It was a relatively muted week on global markets following the flurry of excitement around the Fed’s taper intentions over the previous week. All up, the story remains that equities continue to grind higher, helped by still solid growth in earnings and broadly steady interest rates. The major highlight again came on Friday with a much weaker than expected U.S. payrolls report, which appeared to reflect both a delta-related slowdown in employment demand and lingering employment supply bottlenecks. Either way, the upshot is the new dose of economic uncertainty likely killed off any chance of the Fed formally announcing taper plans at the September policy meeting, which should further lessen the risk of any untoward rise in bond yields any time soon.
Also of note last week was an encouraging bounce back in Asia/emerging market themes, helped by signs that the region could be getting past the worst of the latest COVID outbreak. The resignation of embattled Japanese Prime Minister Yoshihide Suga clearly helped, which has increased talk of new Japanese stimulus and/or a better COVID response. Chinese August service sector data was also weak, reflecting delta-related restrictions – which in turn has increased talk that China might relent on recent policy tightening.
In an otherwise data-light week, one focus will be what the usual parade of Fed speakers think about tapering in light of last week’s payrolls miss. The European Central Bank’s Thursday meeting might also attract more than usual scrutiny given recent murmuring from some officials suggesting it should also start to think about tapering bond purchases. U.S. producers prices on Friday will also be of interest given the simmering concerns over inflation. All up, however, I don’t expect any of these events to be especially worrisome for markets – with bigger hopeful news being signs of a global cresting in the delta COVID wave.
Australia got a rare bit of good news last week with a better than feared Q2 GDP result. As I suspected, given strength in several partial indicators, GDP growth was positive, at 0.7%. Of course, Q3 GDP will be deeply in the red and we still can’t be confident Q4 won’t be negative also until we see more clarity around a post-vaccine easing of restrictions. Either way, the equity market continues, admirably, to look through the mayhem, helped by a still solid global equity outlook and very poor alternative investment choices!

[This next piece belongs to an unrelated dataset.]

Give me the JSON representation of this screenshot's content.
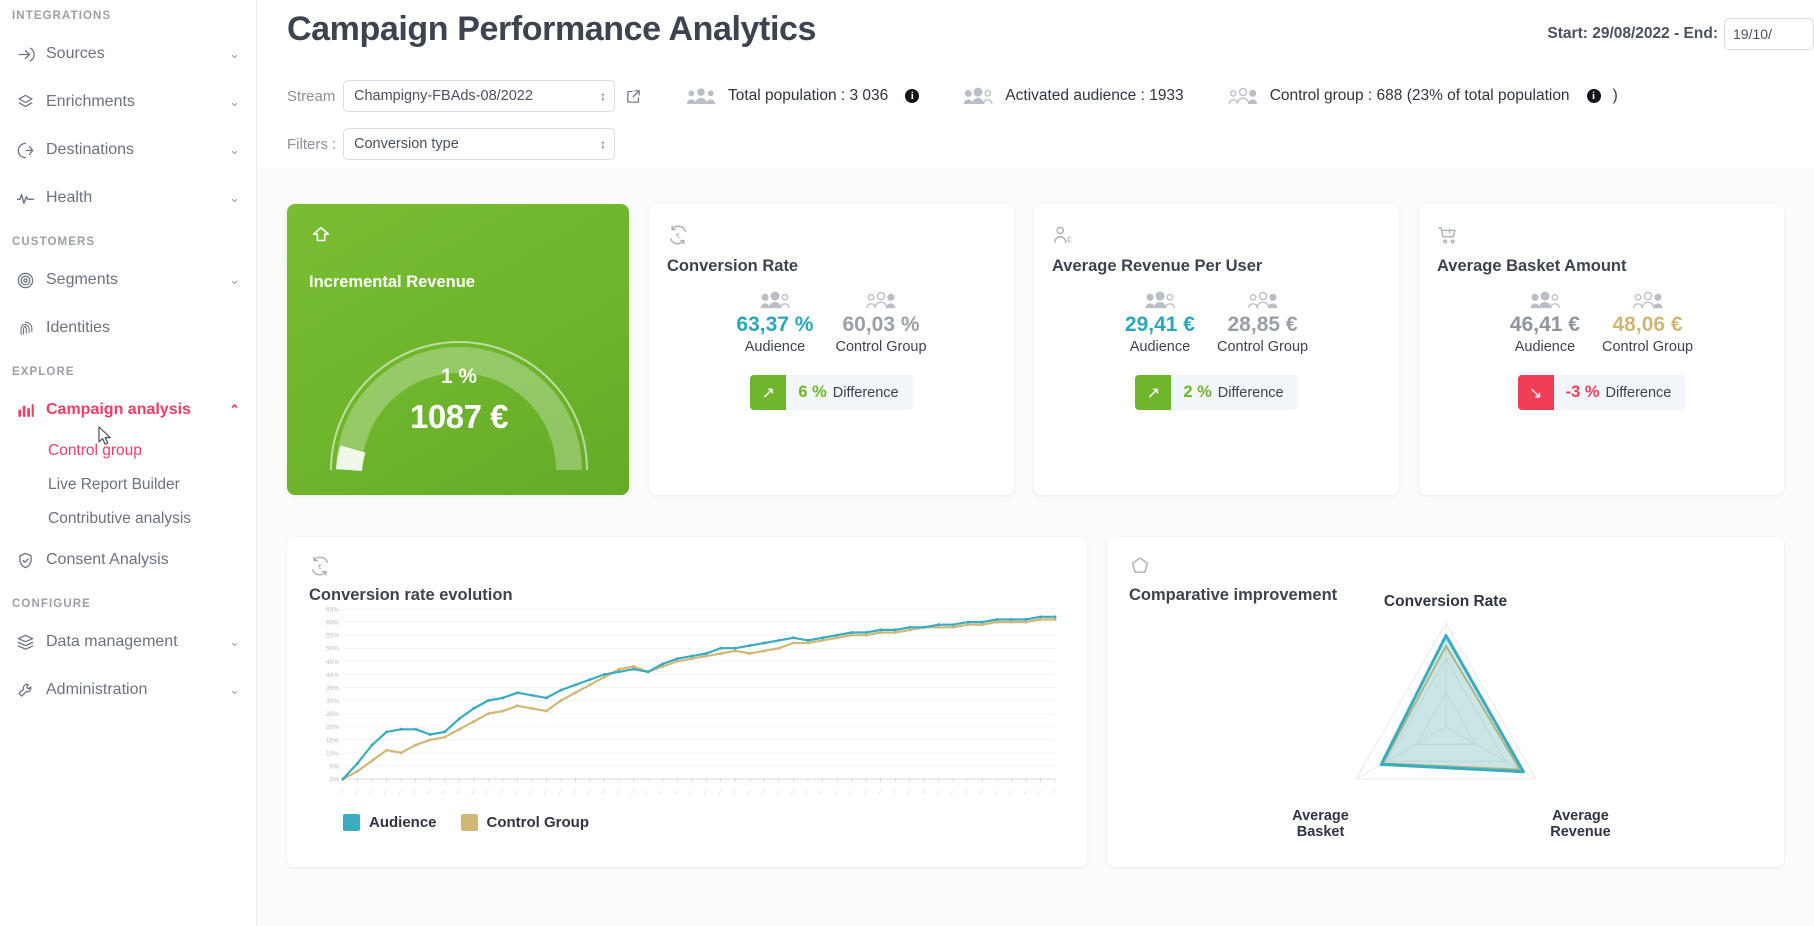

The confluence of events last week – solid local data, weak U.S. data and an improved Asian outlook (as reflected in strong iron-ore prices) helped boost the beaten-down $A – at least for now.
The focus this week will be on whether the RBA delays its planned tapering of bond purchases at Tuesday’s policy meeting. For the record, I think it will delay, not that I think the decision will affect the economy or markets too much either way. Given heightened economic uncertainty, however, it’s just hard to see the RBA blithely proceeding on with a planned policy tightening – though it always retains the capacity to surprise!
We’ll also learn more about the resilience of business sentiment with the National Australia Bank August business survey on Thursday. It’s hard to imagine an especially strong result, though the fact that smaller states outside of New South Wales and Victoria are not in lockdown (much less living in caves) should help at the margin.